President Donald Trump speaks before awarding the Medal of Honor to Army Staff Sgt. Travis Atkins with Atkins' son Trevor Oliver, 22, accepting the posthumous recognition for conspicuous gallantry in Iraq in June 2007, during a ceremony in the East Room of the White House, Wednesday March 27, 2019, in Washington. (AP Photo/Manuel Balce Ceneta)

I had to laugh, not only because this is a problem entirely of President Donald Trump's own making, but because it tells us political karma is alive and well. CNN reports:

"Though President Donald Trump has claimed "complete and total exoneration" based on Attorney General William Barr's summary of special counsel Robert Mueller's report on Russian interference in the 2016 election, the American public disagrees, according to a new CNN Poll conducted by SSRS.

"A majority (56%) says the President and his campaign have not been exonerated of collusion, but that what they've heard or read about the report shows collusion could not be proven. Fewer, 43%, say Trump and his team have been exonerated of collusion."

Well, Attorney General William Barr could release the whole report so people can read for themselves what Mueller wrote. Trump’s victory lap while Barr has intruded onto the special counsel’s and Congress’s turf — to exonerate the president — doesn’t sit well with a lot of voters, it seems.

This is also what comes of making up a non-crime and then absolving oneself of it.

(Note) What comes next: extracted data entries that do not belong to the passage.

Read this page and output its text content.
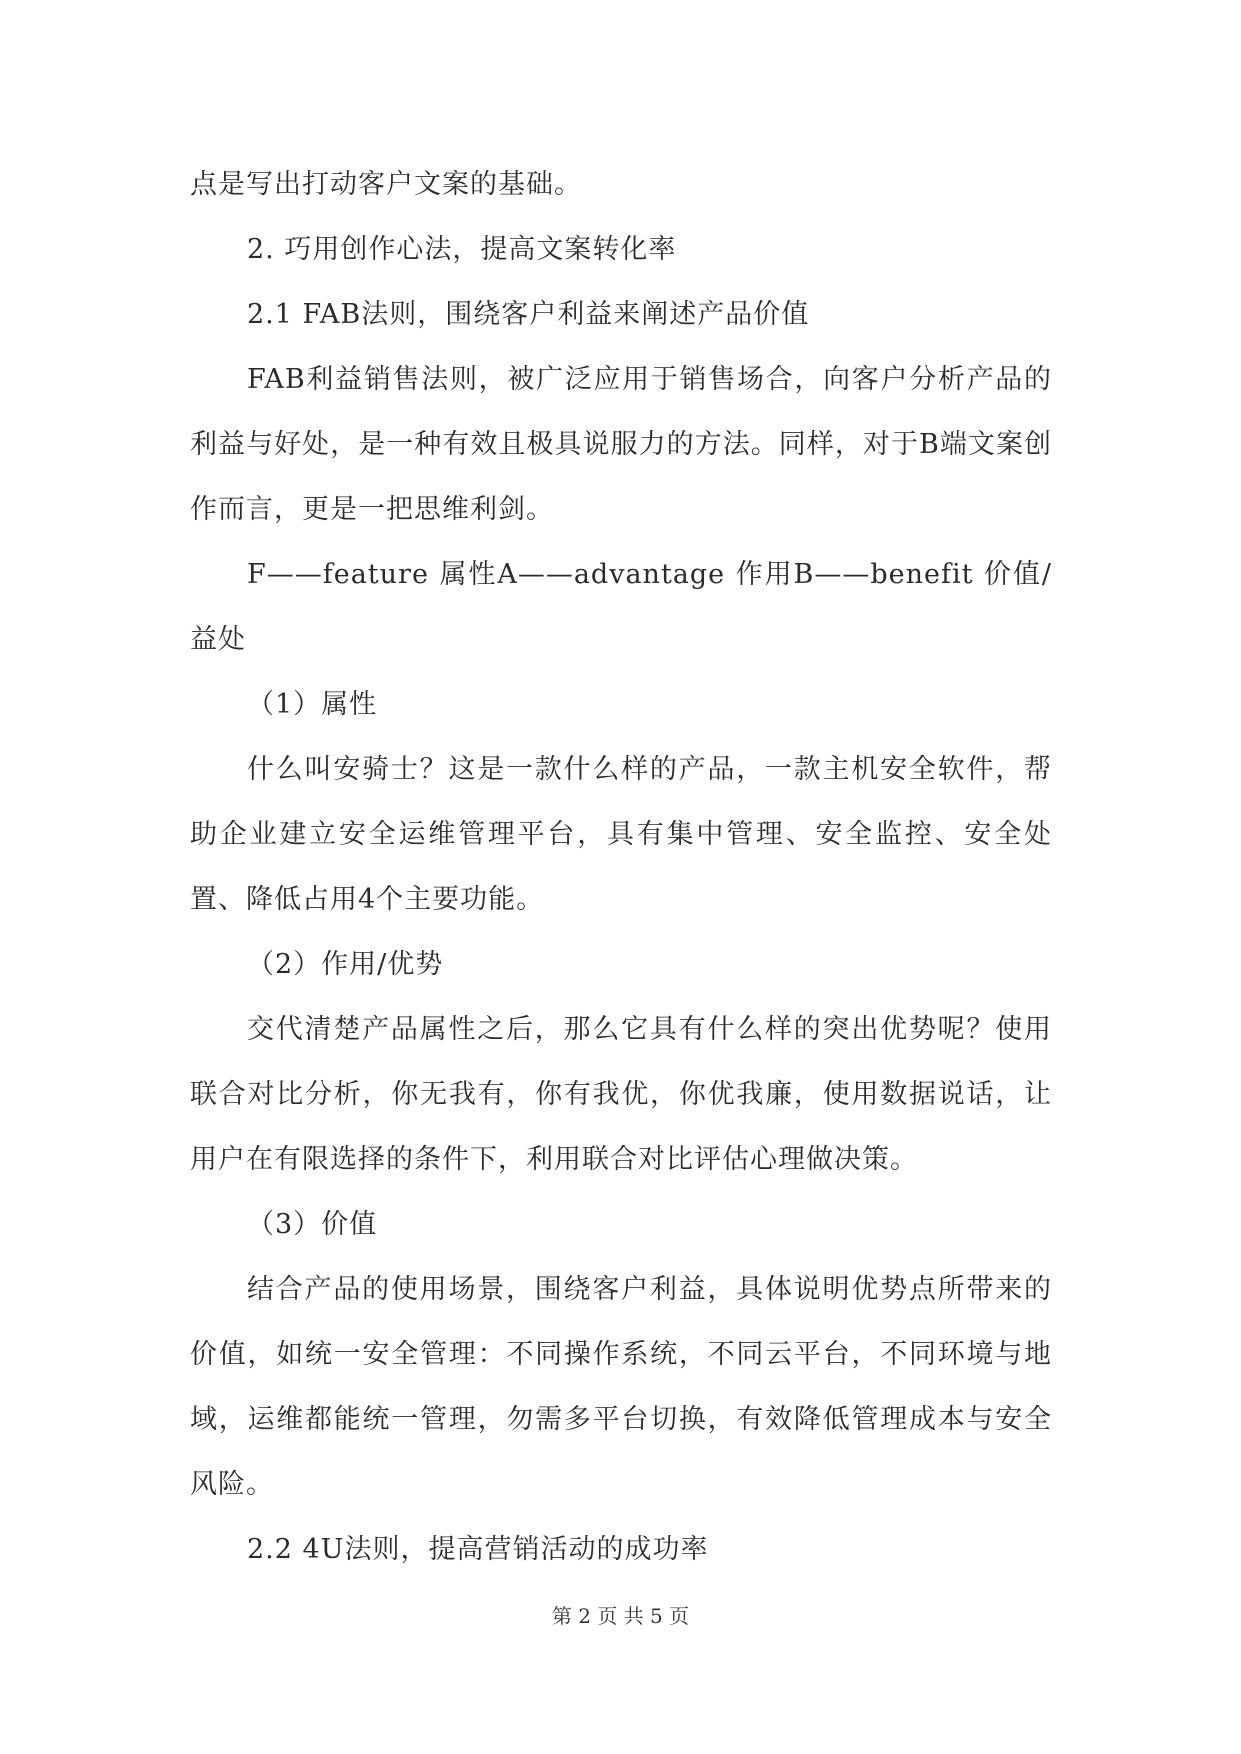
点是写出打动客户文案的基础。

2. 巧用创作心法，提高文案转化率

2.1 FAB法则，围绕客户利益来阐述产品价值

FAB利益销售法则，被广泛应用于销售场合，向客户分析产品的利益与好处，是一种有效且极具说服力的方法。同样，对于B端文案创作而言，更是一把思维利剑。

F——feature 属性A——advantage 作用B——benefit 价值/益处

（1）属性

什么叫安骑士？这是一款什么样的产品，一款主机安全软件，帮助企业建立安全运维管理平台，具有集中管理、安全监控、安全处置、降低占用4个主要功能。

（2）作用/优势

交代清楚产品属性之后，那么它具有什么样的突出优势呢？使用联合对比分析，你无我有，你有我优，你优我廉，使用数据说话，让用户在有限选择的条件下，利用联合对比评估心理做决策。

（3）价值

结合产品的使用场景，围绕客户利益，具体说明优势点所带来的价值，如统一安全管理：不同操作系统，不同云平台，不同环境与地域，运维都能统一管理，勿需多平台切换，有效降低管理成本与安全风险。

2.2 4U法则，提高营销活动的成功率

第 2 页 共 5 页
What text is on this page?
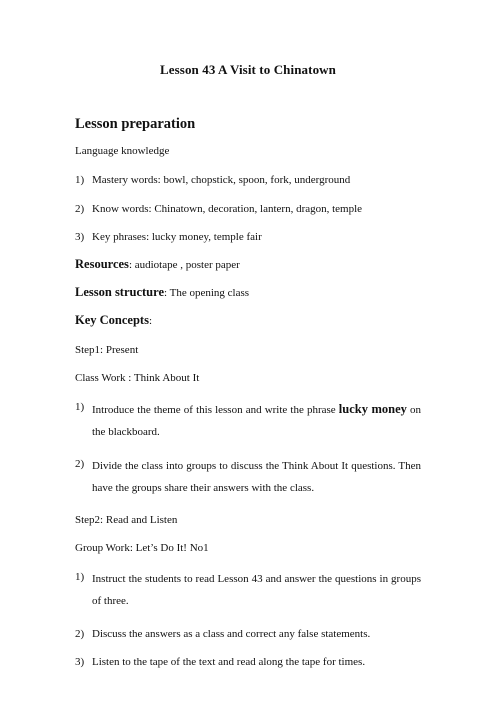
Lesson 43 A Visit to Chinatown
Lesson preparation
Language knowledge
1) Mastery words: bowl, chopstick, spoon, fork, underground
2) Know words: Chinatown, decoration, lantern, dragon, temple
3) Key phrases: lucky money, temple fair
Resources: audiotape , poster paper
Lesson structure: The opening class
Key Concepts:
Step1: Present
Class Work : Think About It
1) Introduce the theme of this lesson and write the phrase lucky money on the blackboard.
2) Divide the class into groups to discuss the Think About It questions. Then have the groups share their answers with the class.
Step2: Read and Listen
Group Work: Let’s Do It! No1
1) Instruct the students to read Lesson 43 and answer the questions in groups of three.
2) Discuss the answers as a class and correct any false statements.
3) Listen to the tape of the text and read along the tape for times.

Voters feel free to make up their own definition of “collusion” (e.g., meeting with Russians who are interfering with our election process) and free to believe there is evidence of their kind of collusion.

Moreover, this is how the obliteration of objective reality, a tool of Trump and authoritarian bullies the world over, comes back to haunt him. Partisans now reject any new information that doesn't comport with their preferences. Since most Americans don't like Trump, most prefer to believe he is guilty of something or another.

More from CNN's report: "At this point, without the full report having been released, just 13% say that Mueller's findings will sway their decision about whom to support in 2020 either way, with 7% saying it makes them more apt to back the President, and 6% less likely to do so." It won't even affect how they vote in 2020: "A combined 86% say that they had already figured out whether they would vote for or against Trump, or that the investigation won't matter to them even though they are undecided now."

It is also quite possible that voters blur the distinction between collusion and obstruction, the latter of which we learned from the snippet of Mueller’s report quoted by Barr — that Trump was explicitly not exonerated. (If only a fragment of bad news can reaffirm Trump’s conduct was just as voters expected, imagine the wealth of corroboration they would find in the full report.)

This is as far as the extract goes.